In fact, following the third plenary meeting of the 18th Central Committee of the Communist Party of China, held in November 2013, the government adopted a series of administrative measures to promote this model.
However, based on their progress over the years, it seems that China’s NGOs have not met the government’s expectations, with officials often feeling organizations are insufficiently professional and rarely capable.
Why do China’s NGOs perform poorly when providing government services?
First, over reliance on government funding. It is difficult for many NGOs to find a more reliable source of funding than applying for government projects, but government projects are diverse.
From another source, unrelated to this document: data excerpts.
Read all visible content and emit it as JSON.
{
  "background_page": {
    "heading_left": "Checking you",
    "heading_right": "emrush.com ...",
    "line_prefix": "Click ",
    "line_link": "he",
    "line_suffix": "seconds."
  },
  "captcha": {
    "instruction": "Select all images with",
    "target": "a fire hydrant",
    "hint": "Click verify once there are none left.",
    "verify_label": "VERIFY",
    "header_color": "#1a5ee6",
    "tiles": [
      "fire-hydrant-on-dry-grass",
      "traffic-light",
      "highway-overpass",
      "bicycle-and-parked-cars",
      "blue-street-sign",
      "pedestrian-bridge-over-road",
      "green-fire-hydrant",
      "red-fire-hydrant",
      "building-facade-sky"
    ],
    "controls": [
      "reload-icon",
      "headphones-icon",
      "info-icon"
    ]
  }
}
In order to continue to win government funds, many NGOs have chosen to expand their scope to qualify for more projects, instead of focusing on the areas that they specialize in;
Second, the bureaucracy of project management and monitoring means that many NGOs devote most of their energy to paperwork, rather the projects.
In addition, short project periods, too many projects undertaken at the same time, lack of staff, insufficient funding and monitoring are other common reasons that NGOs struggle to provide government services.
However some suggestions have been made to improve the situation:
- Social organizations should have a clear understanding of themselves, and should not blindly expand in order to win government funds;
- For the government, a third-party professional organization should be introduced to monitor the results of projects undertaken by NGOs, rather than making subjective judgments on their own;
- For the project design, as well as the preparation of budget, the government should carefully consider the actual situation.
Despite many problems exposed in recent years, the participation of NGOs in government procurement is still in line with the needs of social development, and it can be improved in the following three aspects: budget management, contract management, and third-party evaluation.